Entrepreneurship 101: Opportunity cost vis-à-vis business returns

From Entrepreneur.com.ph

When opportunity cost rises, the expected return from the business rises too. Using the same example above, if you held on to your inventory despite incurring an opportunity cost of 20 percent, you should sell your inventory at a very good price, a price that would cover not only your book value, which is P500,000, but also the opportunity cost of P100,000. Otherwise, it would be wise to clear your inventory now rather than later to avoid further opportunity losses.

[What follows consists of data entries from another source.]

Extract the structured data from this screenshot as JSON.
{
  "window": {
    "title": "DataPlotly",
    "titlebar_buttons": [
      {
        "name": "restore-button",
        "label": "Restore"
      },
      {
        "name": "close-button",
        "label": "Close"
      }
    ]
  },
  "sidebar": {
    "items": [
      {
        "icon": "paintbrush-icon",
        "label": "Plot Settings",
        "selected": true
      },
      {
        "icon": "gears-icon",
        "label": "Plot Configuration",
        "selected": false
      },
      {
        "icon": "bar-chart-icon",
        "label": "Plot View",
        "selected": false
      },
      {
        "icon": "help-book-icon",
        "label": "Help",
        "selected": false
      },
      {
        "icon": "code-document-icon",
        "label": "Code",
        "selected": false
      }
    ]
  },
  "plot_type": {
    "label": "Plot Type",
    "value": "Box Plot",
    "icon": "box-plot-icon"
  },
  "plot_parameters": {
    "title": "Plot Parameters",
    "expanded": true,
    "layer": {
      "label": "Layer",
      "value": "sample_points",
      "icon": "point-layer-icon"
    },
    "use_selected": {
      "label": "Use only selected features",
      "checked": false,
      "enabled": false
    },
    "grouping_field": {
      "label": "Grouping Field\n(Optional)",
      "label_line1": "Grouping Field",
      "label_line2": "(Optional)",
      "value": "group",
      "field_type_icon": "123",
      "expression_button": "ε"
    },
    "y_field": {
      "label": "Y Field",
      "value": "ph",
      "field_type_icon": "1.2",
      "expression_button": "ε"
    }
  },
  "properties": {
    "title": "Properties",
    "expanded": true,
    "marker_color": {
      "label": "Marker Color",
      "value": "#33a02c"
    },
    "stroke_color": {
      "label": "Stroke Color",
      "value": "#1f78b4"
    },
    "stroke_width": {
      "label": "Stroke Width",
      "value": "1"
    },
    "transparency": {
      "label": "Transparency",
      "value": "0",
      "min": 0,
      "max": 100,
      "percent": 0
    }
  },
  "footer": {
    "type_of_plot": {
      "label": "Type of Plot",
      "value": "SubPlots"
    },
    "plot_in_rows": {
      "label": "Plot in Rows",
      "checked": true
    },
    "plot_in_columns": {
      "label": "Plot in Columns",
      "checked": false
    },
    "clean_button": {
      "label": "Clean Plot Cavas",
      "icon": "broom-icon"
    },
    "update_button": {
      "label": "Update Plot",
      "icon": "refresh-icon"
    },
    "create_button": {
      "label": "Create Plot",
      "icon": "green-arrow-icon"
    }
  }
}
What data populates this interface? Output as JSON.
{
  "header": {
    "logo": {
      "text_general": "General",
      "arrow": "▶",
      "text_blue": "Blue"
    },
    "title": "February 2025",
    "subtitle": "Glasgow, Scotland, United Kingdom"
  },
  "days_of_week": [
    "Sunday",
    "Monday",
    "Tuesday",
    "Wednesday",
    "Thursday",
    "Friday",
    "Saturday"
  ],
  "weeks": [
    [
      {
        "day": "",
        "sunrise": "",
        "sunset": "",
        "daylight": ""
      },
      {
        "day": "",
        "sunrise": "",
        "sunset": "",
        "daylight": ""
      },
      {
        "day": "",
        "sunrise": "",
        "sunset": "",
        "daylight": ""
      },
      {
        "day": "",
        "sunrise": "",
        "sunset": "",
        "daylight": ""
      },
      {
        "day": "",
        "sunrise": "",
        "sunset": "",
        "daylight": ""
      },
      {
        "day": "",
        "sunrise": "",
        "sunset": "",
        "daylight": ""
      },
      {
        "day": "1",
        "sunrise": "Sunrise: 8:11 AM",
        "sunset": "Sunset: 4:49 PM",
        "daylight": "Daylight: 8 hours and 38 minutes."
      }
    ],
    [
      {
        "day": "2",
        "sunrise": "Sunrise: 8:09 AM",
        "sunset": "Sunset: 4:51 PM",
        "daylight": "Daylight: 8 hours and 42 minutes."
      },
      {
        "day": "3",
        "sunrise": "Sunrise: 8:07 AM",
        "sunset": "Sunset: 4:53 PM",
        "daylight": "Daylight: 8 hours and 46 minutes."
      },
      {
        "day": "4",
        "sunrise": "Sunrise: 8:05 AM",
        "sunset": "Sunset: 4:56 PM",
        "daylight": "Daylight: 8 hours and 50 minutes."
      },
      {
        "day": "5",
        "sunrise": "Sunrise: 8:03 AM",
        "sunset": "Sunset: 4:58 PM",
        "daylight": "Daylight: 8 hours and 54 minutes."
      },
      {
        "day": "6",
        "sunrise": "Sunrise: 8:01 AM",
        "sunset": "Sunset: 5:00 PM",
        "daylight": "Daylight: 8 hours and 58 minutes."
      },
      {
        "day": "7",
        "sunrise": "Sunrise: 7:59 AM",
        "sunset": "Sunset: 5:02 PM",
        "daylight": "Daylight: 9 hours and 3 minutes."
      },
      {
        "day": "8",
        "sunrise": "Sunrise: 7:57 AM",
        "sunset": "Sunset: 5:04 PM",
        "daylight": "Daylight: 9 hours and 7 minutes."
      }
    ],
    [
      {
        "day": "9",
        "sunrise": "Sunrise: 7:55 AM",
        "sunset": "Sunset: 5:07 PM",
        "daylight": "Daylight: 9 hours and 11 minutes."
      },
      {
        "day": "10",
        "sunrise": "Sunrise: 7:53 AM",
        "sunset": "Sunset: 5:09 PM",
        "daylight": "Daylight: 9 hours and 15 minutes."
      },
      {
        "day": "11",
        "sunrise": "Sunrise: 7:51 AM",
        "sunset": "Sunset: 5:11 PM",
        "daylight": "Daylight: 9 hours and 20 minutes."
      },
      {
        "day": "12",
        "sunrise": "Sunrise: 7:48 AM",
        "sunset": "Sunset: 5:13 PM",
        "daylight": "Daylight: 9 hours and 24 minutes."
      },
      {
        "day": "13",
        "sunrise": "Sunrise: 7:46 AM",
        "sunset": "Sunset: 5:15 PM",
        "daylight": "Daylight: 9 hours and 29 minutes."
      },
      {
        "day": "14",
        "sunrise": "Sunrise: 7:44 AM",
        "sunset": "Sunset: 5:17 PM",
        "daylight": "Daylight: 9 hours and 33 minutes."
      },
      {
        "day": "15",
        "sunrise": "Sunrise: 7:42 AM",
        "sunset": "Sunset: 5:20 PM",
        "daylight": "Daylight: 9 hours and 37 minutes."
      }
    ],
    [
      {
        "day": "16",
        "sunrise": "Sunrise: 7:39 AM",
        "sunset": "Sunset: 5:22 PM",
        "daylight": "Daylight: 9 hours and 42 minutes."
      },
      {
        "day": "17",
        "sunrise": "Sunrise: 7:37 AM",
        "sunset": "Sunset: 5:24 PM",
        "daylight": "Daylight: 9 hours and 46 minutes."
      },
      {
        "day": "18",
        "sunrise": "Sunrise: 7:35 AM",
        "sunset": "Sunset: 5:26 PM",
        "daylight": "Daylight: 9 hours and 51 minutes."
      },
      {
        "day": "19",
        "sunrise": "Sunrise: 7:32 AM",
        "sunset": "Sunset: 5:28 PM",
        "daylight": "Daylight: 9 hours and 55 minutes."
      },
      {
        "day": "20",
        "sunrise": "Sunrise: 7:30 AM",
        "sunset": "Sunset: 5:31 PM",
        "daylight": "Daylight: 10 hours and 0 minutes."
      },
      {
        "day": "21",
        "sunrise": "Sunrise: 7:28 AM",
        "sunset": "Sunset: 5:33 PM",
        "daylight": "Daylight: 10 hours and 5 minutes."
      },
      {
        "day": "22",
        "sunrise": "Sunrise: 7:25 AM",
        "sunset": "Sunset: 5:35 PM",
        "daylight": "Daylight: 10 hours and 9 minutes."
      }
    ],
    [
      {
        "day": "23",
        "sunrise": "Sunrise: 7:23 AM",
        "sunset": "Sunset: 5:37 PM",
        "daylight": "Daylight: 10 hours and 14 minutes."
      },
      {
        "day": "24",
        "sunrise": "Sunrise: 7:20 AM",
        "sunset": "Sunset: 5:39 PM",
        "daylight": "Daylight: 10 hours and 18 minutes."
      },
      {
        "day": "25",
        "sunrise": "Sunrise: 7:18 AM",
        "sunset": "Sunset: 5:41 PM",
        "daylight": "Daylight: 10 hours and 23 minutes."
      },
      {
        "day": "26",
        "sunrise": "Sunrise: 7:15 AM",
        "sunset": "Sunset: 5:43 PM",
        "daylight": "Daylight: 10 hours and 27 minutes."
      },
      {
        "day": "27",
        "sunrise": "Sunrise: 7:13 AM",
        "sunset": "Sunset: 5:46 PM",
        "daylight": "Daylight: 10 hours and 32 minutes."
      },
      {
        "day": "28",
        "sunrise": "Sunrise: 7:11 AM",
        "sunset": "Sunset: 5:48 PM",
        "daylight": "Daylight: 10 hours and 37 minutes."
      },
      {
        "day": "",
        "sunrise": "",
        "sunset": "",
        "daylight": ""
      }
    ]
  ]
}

Opportunity cost exists in every business decision. If your business resources were to be used in a different way, you could always compute if the opportunity cost is worth it. Your resources may include not only working capital and fixed assets, but also quality of people and time. If you have employees who are not competent for the job, or lack proper training to handle certain tasks, then your opportunity cost is high. You could have hired more competent staff at higher salaries, or invested in training to improve productivity.

What about your personal time? If you have left your high-paying corporate job to start a business, your opportunity cost is your salary. Your goal is to make your business pay you many times over your opportunity cost—how much in salary you would have received if you held on to your job—in the long term. If you are already earning so much from your business, then you have to manage your time well because every minute entails cost. Have you computed your opportunity cost?